Eugène-Louis Boudin (July 12, 1824 – August 8, 1898) is a French painter.His father was a sailor on the boats linking Le Havre-Hamburg and his mother was a maid on these boats.

In 1835, his family moves to Le Havre. At the age of ten, he works as a moss on a steamboat. Subsequently, his father establishes him as a clerk at a printer, then at a paper shop.

At the age of 20, Eugène Boudin founds with a partner his own paper-framer’s shop where he exhibits paintings of artists. Eugène then begins to draw, and at 22 years old, he attends lessons at the municipal school of drawing of Le Havre.

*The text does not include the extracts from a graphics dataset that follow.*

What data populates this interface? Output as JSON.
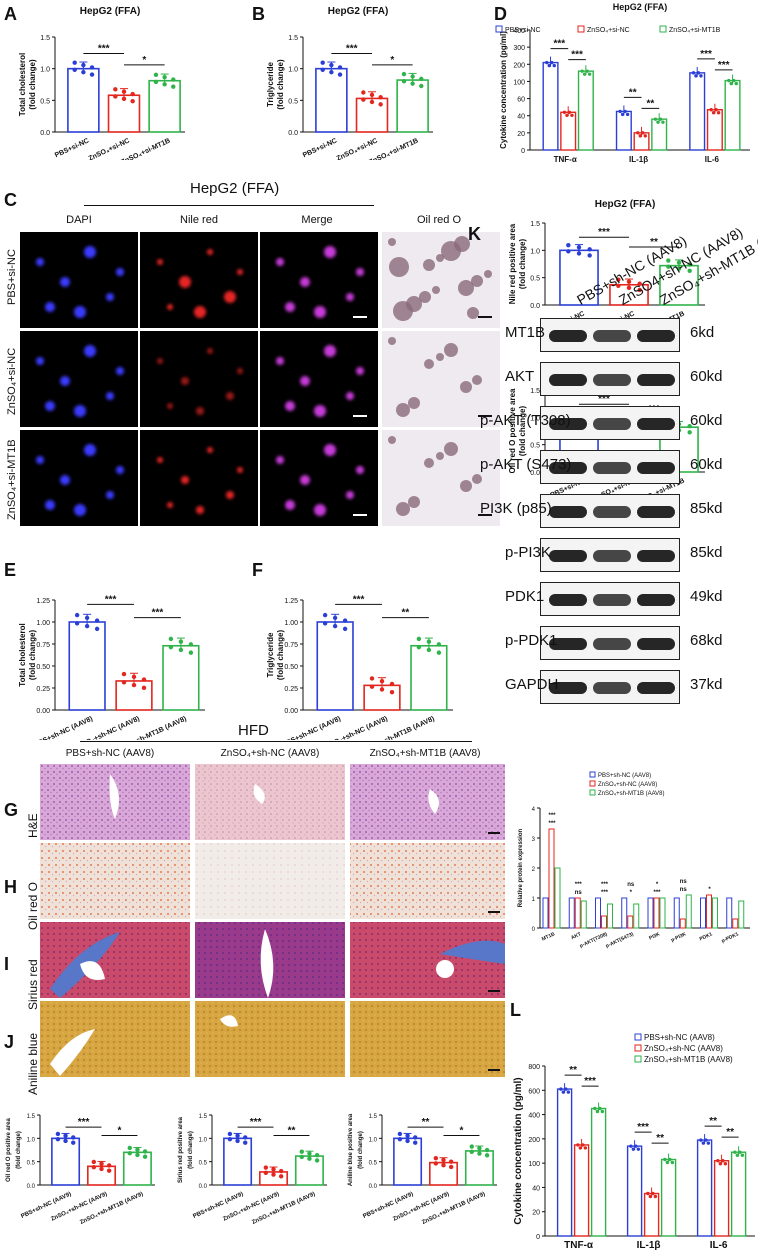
{
  "panels": {
    "A": {
      "letter": "A",
      "title": "HepG2 (FFA)",
      "ylabel": "Total cholesterol\n(fold change)",
      "ylim": [
        0,
        1.5
      ],
      "yticks": [
        "0.0",
        "0.5",
        "1.0",
        "1.5"
      ],
      "categories": [
        "PBS+si-NC",
        "ZnSO₄+si-NC",
        "ZnSO₄+si-MT1B"
      ],
      "values": [
        1.0,
        0.58,
        0.81
      ],
      "sig": [
        "***",
        "*"
      ]
    },
    "B": {
      "letter": "B",
      "title": "HepG2 (FFA)",
      "ylabel": "Triglyceride\n(fold change)",
      "ylim": [
        0,
        1.5
      ],
      "yticks": [
        "0.0",
        "0.5",
        "1.0",
        "1.5"
      ],
      "categories": [
        "PBS+si-NC",
        "ZnSO₄+si-NC",
        "ZnSO₄+si-MT1B"
      ],
      "values": [
        1.0,
        0.53,
        0.82
      ],
      "sig": [
        "***",
        "*"
      ]
    },
    "D": {
      "letter": "D",
      "title": "HepG2 (FFA)",
      "ylabel": "Cytokine concentration (pg/ml)",
      "yticks": [
        "0",
        "20",
        "40",
        "60",
        "100",
        "200",
        "300",
        "400"
      ],
      "legend": [
        "PBS+si-NC",
        "ZnSO₄+si-NC",
        "ZnSO₄+si-MT1B"
      ],
      "categories": [
        "TNF-α",
        "IL-1β",
        "IL-6"
      ],
      "series": [
        {
          "name": "PBS+si-NC",
          "values": [
            210,
            45,
            150
          ]
        },
        {
          "name": "ZnSO₄+si-NC",
          "values": [
            44,
            20,
            47
          ]
        },
        {
          "name": "ZnSO₄+si-MT1B",
          "values": [
            160,
            36,
            105
          ]
        }
      ],
      "sig": [
        "***",
        "***",
        "**",
        "**",
        "***",
        "***"
      ]
    },
    "C": {
      "letter": "C",
      "title": "HepG2 (FFA)",
      "columns": [
        "DAPI",
        "Nile red",
        "Merge",
        "Oil red O"
      ],
      "rows": [
        "PBS+si-NC",
        "ZnSO₄+si-NC",
        "ZnSO₄+si-MT1B"
      ]
    },
    "C1": {
      "title": "HepG2 (FFA)",
      "ylabel": "Nile red positive area\n(fold change)",
      "yticks": [
        "0.0",
        "0.5",
        "1.0",
        "1.5"
      ],
      "categories": [
        "PBS+si-NC",
        "ZnSO₄+si-NC",
        "ZnSO₄+si-MT1B"
      ],
      "values": [
        1.0,
        0.37,
        0.72
      ],
      "sig": [
        "***",
        "**"
      ]
    },
    "C2": {
      "title": "HepG2 (FFA)",
      "ylabel": "Oil red O positive area\n(fold change)",
      "yticks": [
        "0.0",
        "0.5",
        "1.0",
        "1.5"
      ],
      "categories": [
        "PBS+si-NC",
        "ZnSO₄+si-NC",
        "ZnSO₄+si-MT1B"
      ],
      "values": [
        1.0,
        0.27,
        0.82
      ],
      "sig": [
        "***",
        "***"
      ]
    },
    "E": {
      "letter": "E",
      "ylabel": "Total cholesterol\n(fold change)",
      "yticks": [
        "0.00",
        "0.25",
        "0.50",
        "0.75",
        "1.00",
        "1.25"
      ],
      "categories": [
        "PBS+sh-NC (AAV8)",
        "ZnSO₄+sh-NC (AAV8)",
        "ZnSO₄+sh-MT1B (AAV8)"
      ],
      "values": [
        1.0,
        0.33,
        0.73
      ],
      "sig": [
        "***",
        "***"
      ]
    },
    "F": {
      "letter": "F",
      "ylabel": "Triglyceride\n(fold change)",
      "yticks": [
        "0.00",
        "0.25",
        "0.50",
        "0.75",
        "1.00",
        "1.25"
      ],
      "categories": [
        "PBS+sh-NC (AAV8)",
        "ZnSO₄+sh-NC (AAV8)",
        "ZnSO₄+sh-MT1B (AAV8)"
      ],
      "values": [
        1.0,
        0.28,
        0.73
      ],
      "sig": [
        "***",
        "**"
      ]
    },
    "HFD": {
      "title": "HFD",
      "columns": [
        "PBS+sh-NC (AAV8)",
        "ZnSO₄+sh-NC (AAV8)",
        "ZnSO₄+sh-MT1B (AAV8)"
      ],
      "rows": [
        {
          "letter": "G",
          "label": "H&E"
        },
        {
          "letter": "H",
          "label": "Oil red O"
        },
        {
          "letter": "I",
          "label": "Sirius red"
        },
        {
          "letter": "J",
          "label": "Aniline blue"
        }
      ]
    },
    "J1": {
      "ylabel": "Oil red O positive area\n(fold change)",
      "yticks": [
        "0.0",
        "0.5",
        "1.0",
        "1.5"
      ],
      "categories": [
        "PBS+sh-NC (AAV9)",
        "ZnSO₄+sh-NC (AAV9)",
        "ZnSO₄+sh-MT1B (AAV9)"
      ],
      "values": [
        1.0,
        0.4,
        0.7
      ],
      "sig": [
        "***",
        "*"
      ]
    },
    "J2": {
      "ylabel": "Sirius red positive area\n(fold change)",
      "yticks": [
        "0.0",
        "0.5",
        "1.0",
        "1.5"
      ],
      "categories": [
        "PBS+sh-NC (AAV9)",
        "ZnSO₄+sh-NC (AAV9)",
        "ZnSO₄+sh-MT1B (AAV9)"
      ],
      "values": [
        1.0,
        0.28,
        0.62
      ],
      "sig": [
        "***",
        "**"
      ]
    },
    "J3": {
      "ylabel": "Aniline blue positive area\n(fold change)",
      "yticks": [
        "0.0",
        "0.5",
        "1.0",
        "1.5"
      ],
      "categories": [
        "PBS+sh-NC (AAV9)",
        "ZnSO₄+sh-NC (AAV9)",
        "ZnSO₄+sh-MT1B (AAV9)"
      ],
      "values": [
        1.0,
        0.48,
        0.73
      ],
      "sig": [
        "**",
        "*"
      ]
    },
    "K": {
      "letter": "K",
      "lanes": [
        "PBS+sh-NC (AAV8)",
        "ZnSO4+sh-NC (AAV8)",
        "ZnSO₄+sh-MT1B (AAV8)"
      ],
      "blots": [
        {
          "name": "MT1B",
          "kd": "6kd"
        },
        {
          "name": "AKT",
          "kd": "60kd"
        },
        {
          "name": "p-AKT (T308)",
          "kd": "60kd"
        },
        {
          "name": "p-AKT (S473)",
          "kd": "60kd"
        },
        {
          "name": "PI3K (p85)",
          "kd": "85kd"
        },
        {
          "name": "p-PI3K",
          "kd": "85kd"
        },
        {
          "name": "PDK1",
          "kd": "49kd"
        },
        {
          "name": "p-PDK1",
          "kd": "68kd"
        },
        {
          "name": "GAPDH",
          "kd": "37kd"
        }
      ]
    },
    "K1": {
      "ylabel": "Relative protein expression",
      "yticks": [
        "0",
        "1",
        "2",
        "3",
        "4"
      ],
      "legend": [
        "PBS+sh-NC (AAV8)",
        "ZnSO₄+sh-NC (AAV8)",
        "ZnSO₄+sh-MT1B (AAV8)"
      ],
      "categories": [
        "MT1B",
        "AKT",
        "p-AKT(T308)",
        "p-AKT(S473)",
        "PI3K",
        "p-PI3K",
        "PDK1",
        "p-PDK1"
      ],
      "series": [
        {
          "name": "PBS+sh-NC (AAV8)",
          "values": [
            1.0,
            1.0,
            1.0,
            1.0,
            1.0,
            1.0,
            1.0,
            1.0
          ]
        },
        {
          "name": "ZnSO₄+sh-NC (AAV8)",
          "values": [
            3.3,
            1.0,
            0.4,
            0.4,
            1.0,
            0.3,
            1.1,
            0.3
          ]
        },
        {
          "name": "ZnSO₄+sh-MT1B (AAV8)",
          "values": [
            2.0,
            0.9,
            0.8,
            0.8,
            1.0,
            1.1,
            1.0,
            0.9
          ]
        }
      ],
      "sig": [
        "***",
        "***",
        "ns",
        "***",
        "***",
        "***",
        "*",
        "ns",
        "***",
        "*",
        "ns",
        "ns",
        "*"
      ]
    },
    "L": {
      "letter": "L",
      "ylabel": "Cytokine concentration (pg/ml)",
      "yticks": [
        "0",
        "20",
        "40",
        "100",
        "200",
        "400",
        "600",
        "800"
      ],
      "legend": [
        "PBS+sh-NC (AAV8)",
        "ZnSO₄+sh-NC (AAV8)",
        "ZnSO₄+sh-MT1B (AAV8)"
      ],
      "categories": [
        "TNF-α",
        "IL-1β",
        "IL-6"
      ],
      "series": [
        {
          "name": "PBS+sh-NC (AAV8)",
          "values": [
            610,
            170,
            195
          ]
        },
        {
          "name": "ZnSO₄+sh-NC (AAV8)",
          "values": [
            175,
            35,
            110
          ]
        },
        {
          "name": "ZnSO₄+sh-MT1B (AAV8)",
          "values": [
            450,
            115,
            145
          ]
        }
      ],
      "sig": [
        "**",
        "***",
        "***",
        "**",
        "**",
        "**"
      ]
    }
  },
  "colors": {
    "blue": "#2b3fd6",
    "red": "#e3261e",
    "green": "#2fb34a"
  },
  "chart_data": [
    {
      "type": "bar",
      "title": "HepG2 (FFA)",
      "ylabel": "Total cholesterol (fold change)",
      "categories": [
        "PBS+si-NC",
        "ZnSO₄+si-NC",
        "ZnSO₄+si-MT1B"
      ],
      "values": [
        1.0,
        0.58,
        0.81
      ],
      "ylim": [
        0,
        1.5
      ]
    },
    {
      "type": "bar",
      "title": "HepG2 (FFA)",
      "ylabel": "Triglyceride (fold change)",
      "categories": [
        "PBS+si-NC",
        "ZnSO₄+si-NC",
        "ZnSO₄+si-MT1B"
      ],
      "values": [
        1.0,
        0.53,
        0.82
      ],
      "ylim": [
        0,
        1.5
      ]
    }
  ]
}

In 1851, he goes to Paris to study the painting for three years. In the Louvre, he makes copies of paintings of masters (mainly Dutch and Flemish). He also produces several still natures between 1853 and 1865.

Boudin makes his first exhibition in 1857 in Paris. He stands out for its atmospheres and its creative pastels, and receives advice and tributes from the poet Charles Baudelaire met the same year. He also makes friend with Gustave Courbet. He also meets the Dutch painter Johan Barthold Jongkind and especially Claude Monet that Eugène Boudin will initiate to outdoor painting.

In 1874, he takes part of the first “impressionist” exhibition, held in Paris in the studios of the photographer Félix Nadar.

He dies in Deauville on August 8, 1898 and is buried in Saint-Vincent cemetery – in the Montmartre district – in Paris.

During his life, he painted nearly 4,500 paintings and left as many drawings, pastels and watercolours.